After understanding the basic architecture of Kubernetes, the next step is to understand how Kubernetes networking works.
Kubernetes specifies a set of guidelines for networking:
- Every Pod in the cluster gets a unique IP.
- All Pods should be able to communicate with all other Pods, even the ones on other nodes in the cluster, without using NAT.
- The IP a Pod sees itself as is the same IP that others see it as.
- Containers within a Pod share the same network namespace.
Based on this set of guidelines, there are 4 networking scenarios:
- Container-to-Container networking
- Pod-to-Pod networking
- Pod-to-Service networking
- Internet-to-Service networking
- It is possible to run multiple containers in a single Pod. When that happens, the containers communicate with each other via localhost and port numbers. This is possible because the containers in the same pod are in the same network namespace, so they’re sharing the same network resources.
- A network namespace is a collection of network resources like network interfaces, firewall configuration, routing tables etc.
- In Kubernetes, each Pod gets its own network namespace. As a result, all the containers within a Pod have the same IP address and port space and can communicate with each other via localhost.
- Every Pod has a real IP address and each Pod in the cluster communicates with other Pods using this IP address irrespective of whether the Pods are on the same node or different nodes in the cluster.
- We already know that each Pod has its own network namespace.
- Linux also creates a root networking namespace that allows communication with the external network.
- Let's look at how Pods on the same node communicate
- For each Pod, a Virtual Ethernet device (veth) pair consisting of two virtual interfaces is created.
- One side of the veth is attached to the root network namespace and the other side to the Pod’s network namespace.
- At this point, the Pods are attached to the root network namespace.
- Now to actually connect the Pod network namespaces via the root network namespace, a virtual network bridge is created. The bridge can unite two or more networks.
- So when a Pod sends traffic to another Pod, the packets are routed to the default network device on the source Pod’s network namespace.
- Then the packets reach the network bridge in the root namespace via the veth device from the Pod’s network namespace.
- The bridge uses ARP protocol to resolve the correct destination Pod and routes the packets to the virtual ethernet device for the destination Pod.

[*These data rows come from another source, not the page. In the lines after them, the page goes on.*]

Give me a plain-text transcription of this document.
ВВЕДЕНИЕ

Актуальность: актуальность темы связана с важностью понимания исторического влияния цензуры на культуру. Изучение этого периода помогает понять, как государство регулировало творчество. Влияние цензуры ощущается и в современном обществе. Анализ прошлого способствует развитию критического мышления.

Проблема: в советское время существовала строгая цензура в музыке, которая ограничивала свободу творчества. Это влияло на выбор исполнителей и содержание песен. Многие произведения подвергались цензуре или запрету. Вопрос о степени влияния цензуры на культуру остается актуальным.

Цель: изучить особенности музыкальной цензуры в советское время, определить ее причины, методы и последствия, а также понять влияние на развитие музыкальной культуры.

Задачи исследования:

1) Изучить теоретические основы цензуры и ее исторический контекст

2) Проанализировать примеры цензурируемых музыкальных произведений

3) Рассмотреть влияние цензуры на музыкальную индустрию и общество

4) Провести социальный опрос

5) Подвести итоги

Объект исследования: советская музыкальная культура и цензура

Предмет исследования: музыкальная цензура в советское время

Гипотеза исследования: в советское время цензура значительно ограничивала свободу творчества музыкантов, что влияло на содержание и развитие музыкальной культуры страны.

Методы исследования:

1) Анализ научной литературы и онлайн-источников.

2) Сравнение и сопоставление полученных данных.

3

- All this communication is happening via localhost since the Pods are on the same node.
- When Pods are on different nodes
- Every node in the cluster is assigned a CIDR block for Pods running on that node.
- In this case, when a Pod sends traffic to another Pod on a different node, the network bridge in the root namespace won’t find any Pod on the same node. So the bridge sends the packets out of the root network namespace’s default ethernet device into the network.
- The network then routes the packets to the destination node from where they are routed via the bridge on the destination node’s root network namespace and the virtual ethernet device for the destination Pod.
- Pods are ephemeral. The number of Pods can go up or down based on scaling requirements, node reboots, network outages etc. So the Pod IP addresses are not static.
- Kubernetes uses Services to address this problem. A Service acts as an abstraction layer and assigns a single virtual IP address, called the Cluster IP, to a group of Pod IP addresses.
- Any traffic sent to the Service’s Cluster IP will be routed to the set of Pods that are associated with the Service.
- Till now we’ve seen how traffic is routed inside a cluster. To expose an application to the external network, there are two scenarios:
#1: Egress: Sending traffic from a Kubernetes service to Internet
~ Some kind of gateway router is needed to route the traffic to the internet.
~ The Pod IP is only recognisable within the cluster.
~ Data from the Pods is NATed at the Node so that the gateway router thinks the traffic is coming from the Node.
~ The gateway router will NAT the Node IP again translating the internal Node IP to an external IP and sends the traffic into the Internet.
~ On receiving the response, the traffic follows the reverse path all the way back to the Pod.
#2: Ingress: Getting traffic from Internet to Kubernetes service
~ Ingress in general is made up of two solutions that work on different parts of the network stack
-- Service LoadBalancer (Layer 4)
- Specify a LoadBalancer Service type when the Service is created.
- LoadBalancer is implemented by a cloud controller.
- The LoadBalancer distributes the Incoming traffic to all the nodes in the cluster.
- Firewall rules on every node will filter and pass the traffic to the correct Pod.
- The response from the Pod traverses the same reverse path and is NATed with the LoadBalancer IP address back to the source.
-- Ingress controller (Layer 7)
- Layer 7 operates at HTTP/HTTPS protocol range.
- Specify a NodePort Service type when the service is created.
- Kubernetes master allocates a port that each Node will proxy to the Service.
- An Ingress object is used to expose a Node’s port to the Internet.
- The traffic flows through an Ingress similar to that of a LoadBalancer.
- The key difference is that an Ingress is aware of the URL’s path, so it can route traffic to services based on their path, and that the initial connection between the Ingress and the Node is through the port exposed on the Node for each service.